I found this recipe in a Taste of Home magazine from several years ago and had to try it because I'm obsessed with anything LIME. It was so light tasting and REFRESHING! Hope you like it!

Lime Cream Cake
1 box butter-recipe yellow cake mix
3 eggs
1/2 cup butter, softened
7 tablespoons water
3 tablespoons lime juice
1 (14-ounce) can sweetened condensed milk
1/2 cup lime juice
2 cups whipping cream, whipped and slightly sweetened

Combine the cake mix, eggs, butter, water, and lime juice with a hand mixer for 2 to 3 minutes. Equally divide thick mixture into two greased 9-inch round pans. Bake at 375 degrees for 20 to 25 minutes or until a toothpick inserted in center comes out clean. Cool for 10 minutes in pans, then cool completely on a wire rack.

In a bowl, blend together the condensed milk and lime juice until smooth; fold in the whipped cream. Split the cooled cake layers in half so you have 4 layers of cake. Place bottom layer on cake plate and put about 1 1/4 cups lime cream between each layer of cake, topping with the remaining cream. Serves 10 to 12.

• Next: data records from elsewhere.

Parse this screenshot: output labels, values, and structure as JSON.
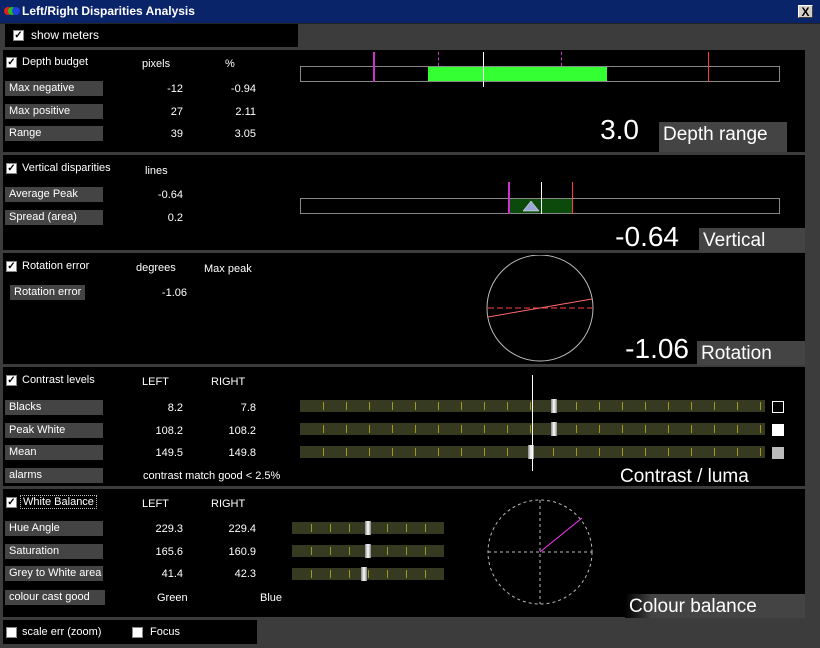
{
  "window": {
    "title": "Left/Right Disparities Analysis",
    "close_label": "X"
  },
  "show_meters": {
    "label": "show meters",
    "checked": true
  },
  "depth": {
    "checkbox_label": "Depth budget",
    "col1": "pixels",
    "col2": "%",
    "rows": [
      {
        "label": "Max negative",
        "v1": "-12",
        "v2": "-0.94"
      },
      {
        "label": "Max positive",
        "v1": "27",
        "v2": "2.11"
      },
      {
        "label": "Range",
        "v1": "39",
        "v2": "3.05"
      }
    ],
    "big_value": "3.0",
    "caption": "Depth range"
  },
  "vertical": {
    "checkbox_label": "Vertical disparities",
    "col1": "lines",
    "rows": [
      {
        "label": "Average Peak",
        "v1": "-0.64"
      },
      {
        "label": "Spread (area)",
        "v1": "0.2"
      }
    ],
    "big_value": "-0.64",
    "caption": "Vertical"
  },
  "rotation": {
    "checkbox_label": "Rotation error",
    "col1": "degrees",
    "col2": "Max peak",
    "rows": [
      {
        "label": "Rotation error",
        "v1": "-1.06"
      }
    ],
    "big_value": "-1.06",
    "caption": "Rotation"
  },
  "contrast": {
    "checkbox_label": "Contrast levels",
    "col1": "LEFT",
    "col2": "RIGHT",
    "rows": [
      {
        "label": "Blacks",
        "v1": "8.2",
        "v2": "7.8"
      },
      {
        "label": "Peak White",
        "v1": "108.2",
        "v2": "108.2"
      },
      {
        "label": "Mean",
        "v1": "149.5",
        "v2": "149.8"
      }
    ],
    "alarms_label": "alarms",
    "alarms_text": "contrast match good < 2.5%",
    "caption": "Contrast / luma"
  },
  "white_balance": {
    "checkbox_label": "White Balance",
    "col1": "LEFT",
    "col2": "RIGHT",
    "rows": [
      {
        "label": "Hue Angle",
        "v1": "229.3",
        "v2": "229.4"
      },
      {
        "label": "Saturation",
        "v1": "165.6",
        "v2": "160.9"
      },
      {
        "label": "Grey to White area",
        "v1": "41.4",
        "v2": "42.3"
      }
    ],
    "cast_label": "colour cast  good",
    "cast_v1": "Green",
    "cast_v2": "Blue",
    "caption": "Colour balance"
  },
  "footer": {
    "scale_label": "scale err (zoom)",
    "focus_label": "Focus"
  },
  "colors": {
    "titlebar": "#0a246a",
    "green_bar": "#33ff33",
    "dark_green": "#0b4a0b",
    "magenta": "#cc33cc",
    "red": "#ff3b3b",
    "track": "#363a20"
  }
}
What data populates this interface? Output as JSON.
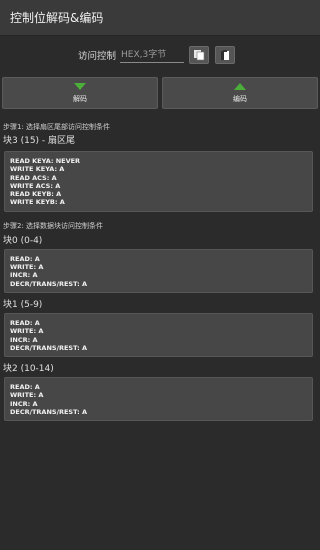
{
  "app": {
    "title": "控制位解码&编码"
  },
  "access": {
    "label": "访问控制",
    "placeholder": "HEX,3字节",
    "value": ""
  },
  "buttons": {
    "decode_label": "解码",
    "encode_label": "编码"
  },
  "step1": {
    "text": "步骤1: 选择扇区尾部访问控制条件"
  },
  "sector_trailer": {
    "title": "块3 (15) - 扇区尾",
    "lines": [
      "READ KEYA: NEVER",
      "WRITE KEYA: A",
      "READ ACS: A",
      "WRITE ACS: A",
      "READ KEYB: A",
      "WRITE KEYB: A"
    ]
  },
  "step2": {
    "text": "步骤2: 选择数据块访问控制条件"
  },
  "blocks": [
    {
      "title": "块0 (0-4)",
      "lines": [
        "READ: A",
        "WRITE: A",
        "INCR: A",
        "DECR/TRANS/REST: A"
      ]
    },
    {
      "title": "块1 (5-9)",
      "lines": [
        "READ: A",
        "WRITE: A",
        "INCR: A",
        "DECR/TRANS/REST: A"
      ]
    },
    {
      "title": "块2 (10-14)",
      "lines": [
        "READ: A",
        "WRITE: A",
        "INCR: A",
        "DECR/TRANS/REST: A"
      ]
    }
  ],
  "icons": {
    "paste": "paste-icon",
    "copy": "copy-icon",
    "decode": "arrow-down-icon",
    "encode": "arrow-up-icon"
  },
  "colors": {
    "accent": "#4caf3a",
    "background": "#2b2b2b",
    "panel": "#474747"
  }
}
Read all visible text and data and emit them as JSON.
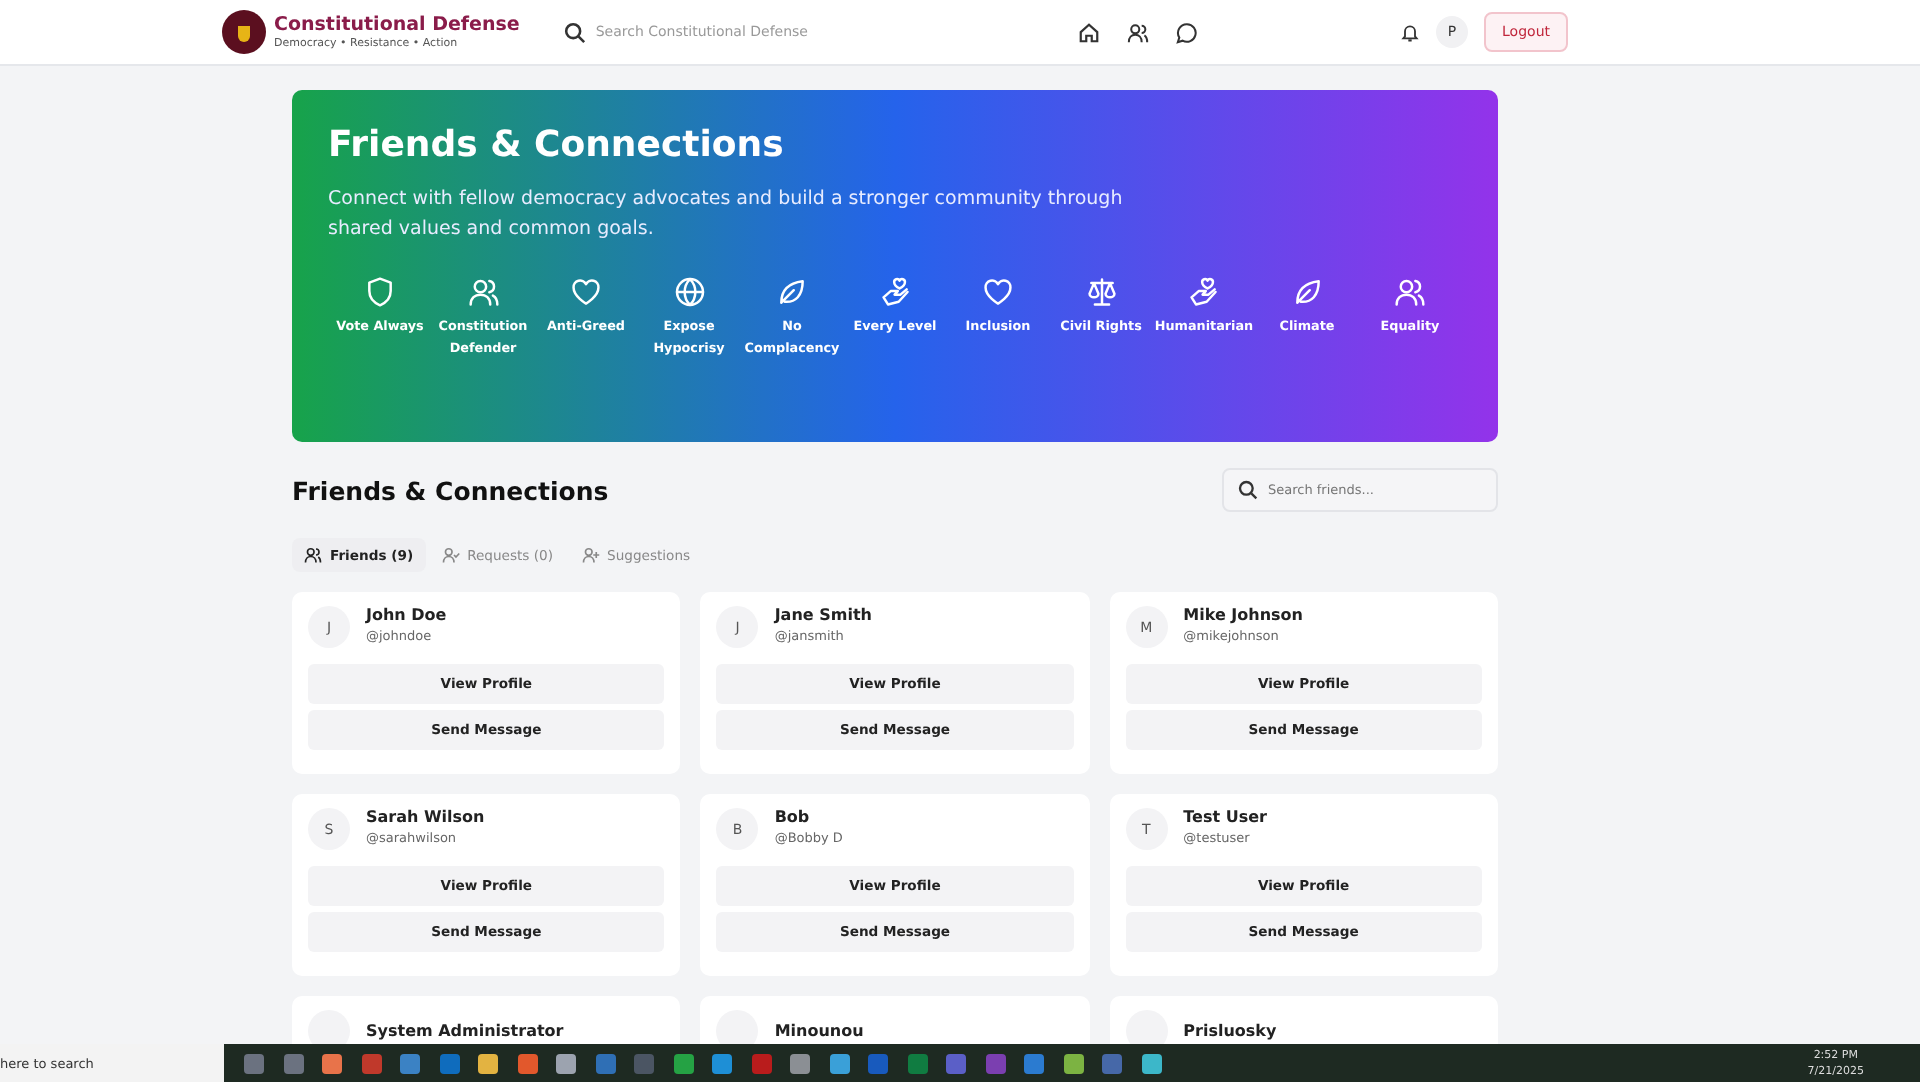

TIP: I think cake mixes tend to turn out a little dry, so try adding a box of vanilla pudding mix to your cake batter before baking. It will be super yummy! Also, you could definitely use different cake mixes or cake made from scratch if you prefer. I think a lemon cake mix would be amazing!

1 comment:

  1. This looks AMAZING, Melissa. Any chance you'll bring that to the next family dinner???? Pretty, please.